Nicholas Nickleby starts with an event which I consider to be particularly nightmarish: A family's fall due to loss of money. Seeing the Nicklebys in front of Ralph Nickleby, defenseless, utterly dependent, it makes me cringe. They have no defense against Ralph's sneering arrogance; the best that can be done is Nicholas's haughty mein. A feeble thing, nothing really. The pain of being a pauper would be brought home to Nicholas very acutely during the start of his service with Squeers. A particular memorable part is when he just arrived at Dotheboys. I could feel how much Nicholas wanted to be away from the place.

So much of this novel is about money and what it means to have it and what it means to be without it. There is a clear demarcation line here that is marked by the arrival of the Cheerybles into Nicholas' life. Life before the Cheerybles for Nicholas was fraught and worrisome and full of compromise and doing without and enduring. After the Cheerybles, life for Nicholas becomes full of options and comfort and the ability to live as one wants to a certain extent. The Cheerybles symbolize, if not wealth, than a regular paycheck coming in; and that makes a big difference. It's not the cash that you have but the regular cashflow, the reliable income, that dictates the quality of your life.

In this Ralph Nickleby is right to give money importance. I admire his industry, his focus, his determination to grow his inheritance. It is his method that is foolish. Ralph Nickleby does not add value, he is a parasite who profits from people's foolishness and misery. This is the right focus without the proper moral compass. When Arthur Gride came into the scene I saw a man cut from the same cloth as Ralph Nickleby. Arthur Gride is what Ralph Nickleby would be during his later years, if he had grown any older. One of my favorite parts of this book was Dickens describing Arthur Gride's house. Pure genius that description - giving the house the essence of its miserly master.

Nicholas for all his youthful impulsiveness did a very wise thing that taught me a lesson. It happened after he quit Dotheboys Hall and was sheltering- together with Smike -with Newman Noggs. Nicholas was looking for work and he got an offer from this politician to be a sort of assistant for fifteen shillings a week.
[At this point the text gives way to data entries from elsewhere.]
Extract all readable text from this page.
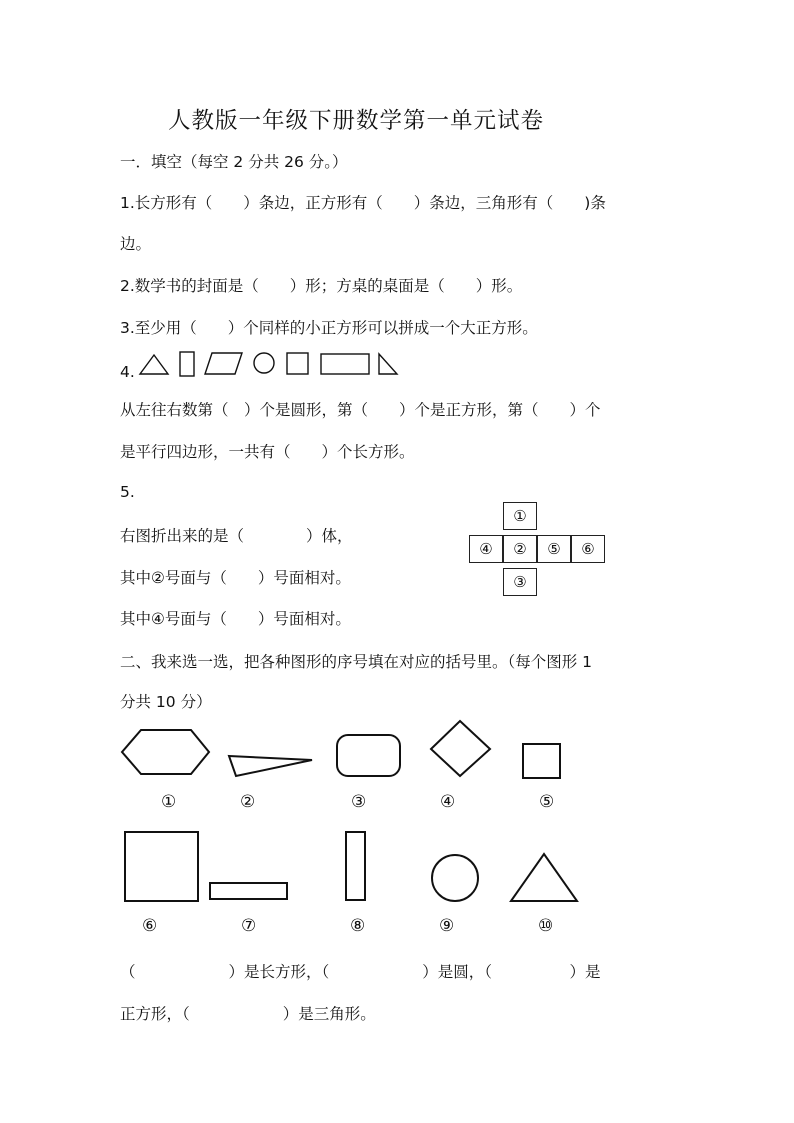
人教版一年级下册数学第一单元试卷
一．填空（每空 2 分共 26 分。）
1.长方形有（　　）条边，正方形有（　　）条边，三角形有（　　)条
边。
2.数学书的封面是（　　）形；方桌的桌面是（　　）形。
3.至少用（　　）个同样的小正方形可以拼成一个大正方形。
4.
从左往右数第（　）个是圆形，第（　　）个是正方形，第（　　）个
是平行四边形，一共有（　　）个长方形。
5.
右图折出来的是（　　　　）体，
其中②号面与（　　）号面相对。
其中④号面与（　　）号面相对。
①
④	②	⑤	⑥
③
二、我来选一选，把各种图形的序号填在对应的括号里。（每个图形 1
分共 10 分）
①	②	③	④	⑤
⑥	⑦	⑧	⑨	⑩
（　　　　　　）是长方形，（　　　　　　）是圆，（　　　　　）是
正方形，（　　　　　　）是三角形。
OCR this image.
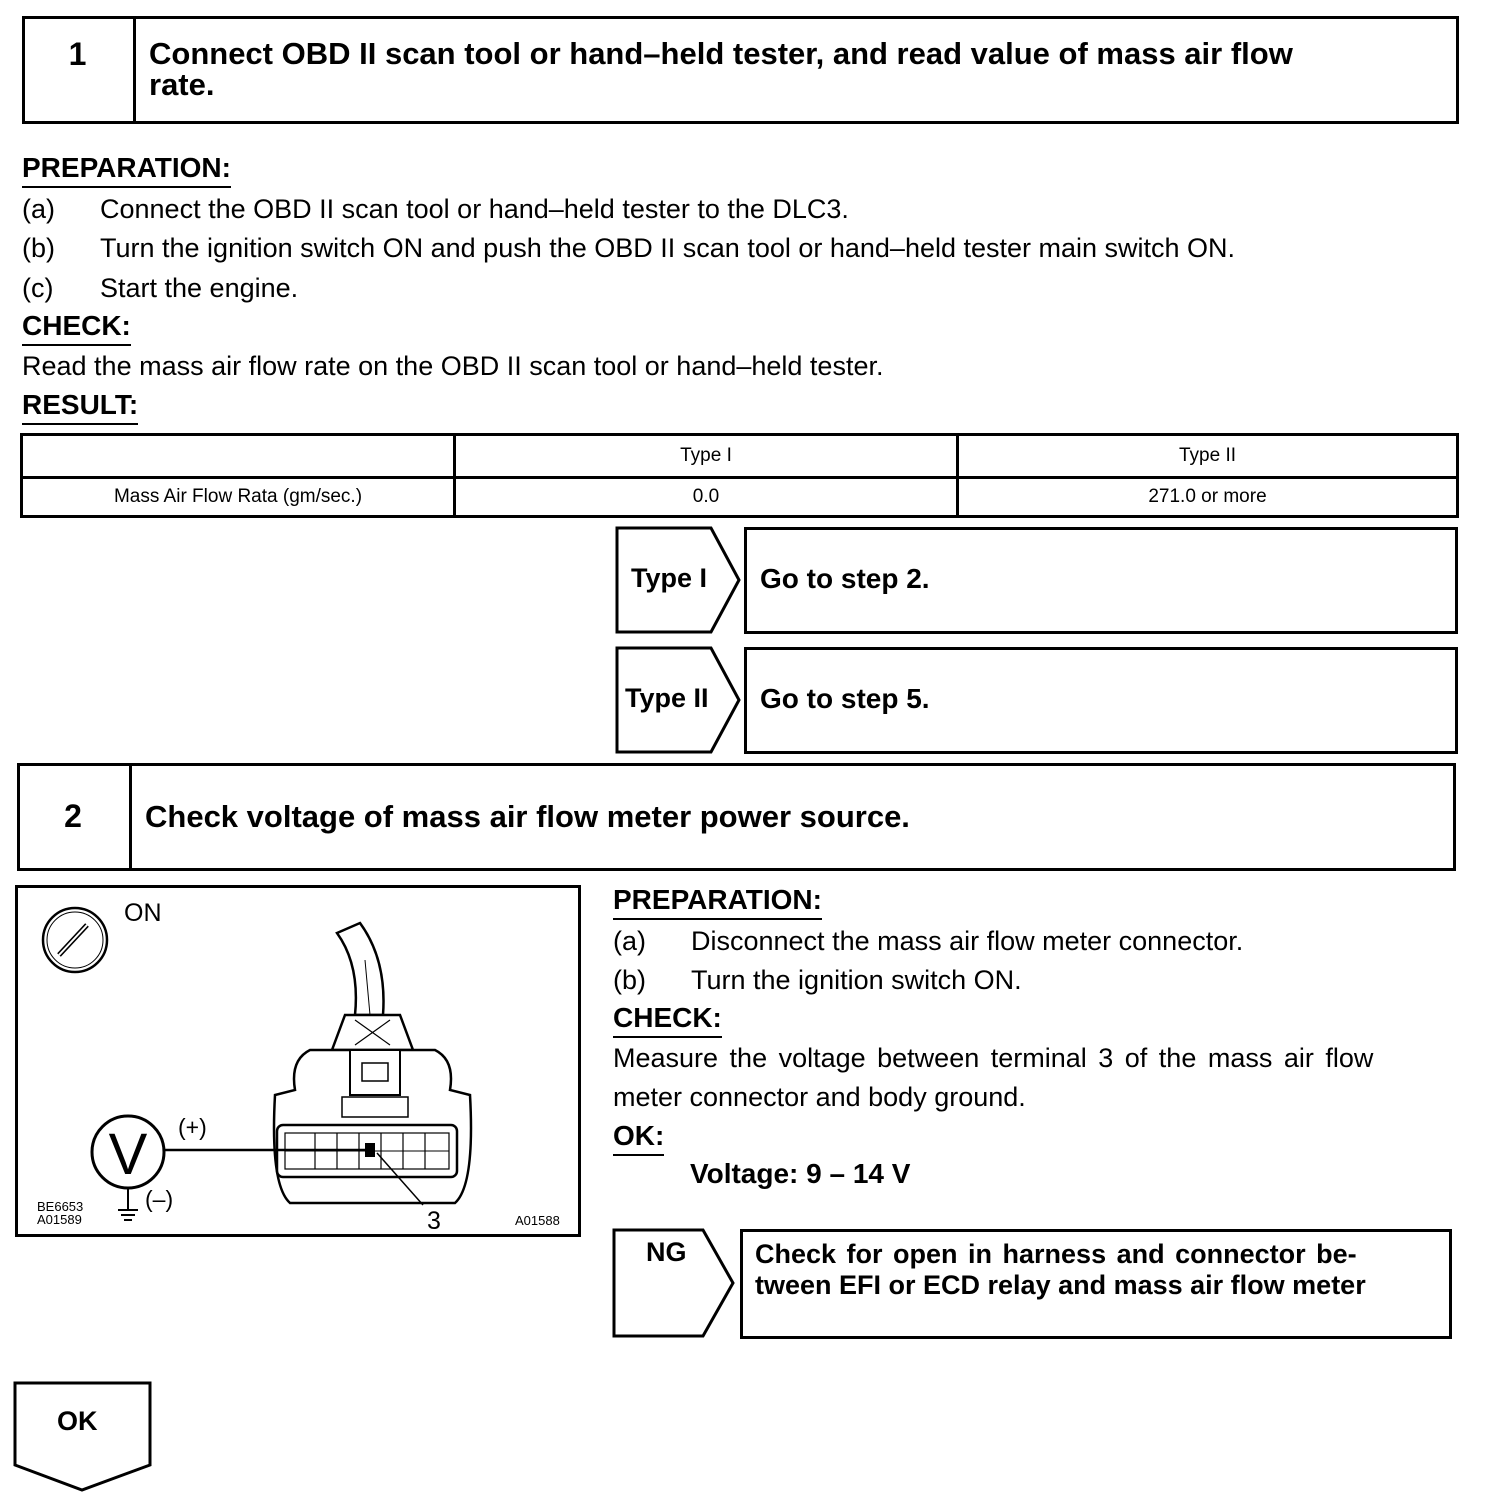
1	Connect OBD II scan tool or hand–held tester, and read value of mass air flow
rate.
PREPARATION:
(a) Connect the OBD II scan tool or hand–held tester to the DLC3.
(b) Turn the ignition switch ON and push the OBD II scan tool or hand–held tester main switch ON.
(c) Start the engine.
CHECK:
Read the mass air flow rate on the OBD II scan tool or hand–held tester.
RESULT:
	Type I	Type II
Mass Air Flow Rata (gm/sec.)	0.0	271.0 or more
Type I Go to step 2.
Type II Go to step 5.
2	Check voltage of mass air flow meter power source.
V
ON
(+)
(–)
3
BE6653
A01589	A01588
PREPARATION:
(a) Disconnect the mass air flow meter connector.
(b) Turn the ignition switch ON.
CHECK:
Measure the voltage between terminal 3 of the mass air flow
meter connector and body ground.
OK:
Voltage: 9 – 14 V
NG	Check for open in harness and connector be-
tween EFI or ECD relay and mass air flow meter
OK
Now I'm doing the calculation in my head and that comes out to 3 pounds a month. Nicholas just came from a job with Squeers that paid 5 pounds a year, so I thought that Nicholas should take the job seeing that it paid significantly more. But he turns it down since the pay is too meager for the amount of work. And at this moment I learn something about myself and I am schooled by "Nicholas Nickleby".

You see I am the type of person who would have accepted that job. I have done so in the past. I did it because being jobless scared me. I am the one to be blinded by money and not consider if the job was worth the pay. My wife has saved me from such a job once and here I am, reading "Nicholas Nickleby", showing the same sorry inclination. But Nicholas reminds me that it is better to do without than accept a bad deal. I really, really, have to learn this lesson.

Miss La Creevy is also a particularly lovable character for me. She's actually living my dream life - at least before her marriage to Tim Linkinwater. She lives alone in an income-earning property and she works at a craft she loves. It's a peaceful life and oh how I envy her. When, in the book, she mentions someone observing to her that her life must be a lonely one she answers something to the effect that the days roll by peacefully for her or some such phrase. At that point I just wanted to live her life.

I'll always wonder if Dotheboys Hall is a real description of a real Victorian establishment. The situation at Dotheboys Hall is so hellish for those young boys that I'm inclined to think that Dickens indulged in an exaggerated caricature. I hope so; when I was reading about it, it was hell on Earth.

In all of Nicholas Nickleby my favorite character is Newman Noggs. Broke but not broken, Newman nonetheless stands as the hero in the darkest times of the book. When Nicholas and his family didn't know what they were in for with Ralph, Newman stood as best he could as a guardian. And he was that throughout the book, a guardian. The fact that he had very little means only made him shine the brighter. I love this shabbily dressed ruin of a man, still refusing to back down and sell out.

I recently watched a YouTube video describing Dickens's novels as "big wodges". At a thousand pages Nicholas Nickleby certainly is that. But the thing about Dickens - and this happened to me several times while reading Nicholas Nickleby- is that his writing, though verbose, is mesmerizing. There is a magnetic quality to his writing that makes it flow so well that you're just reading and reading and reading and the big wodge of a book just gets read. Nicholas Nickleby is a world you can get lost in, happily. There's lots to see and plenty of people to meet; and it is, in the end, a satisfying romp which might teach you a lesson or two, like it did in my case.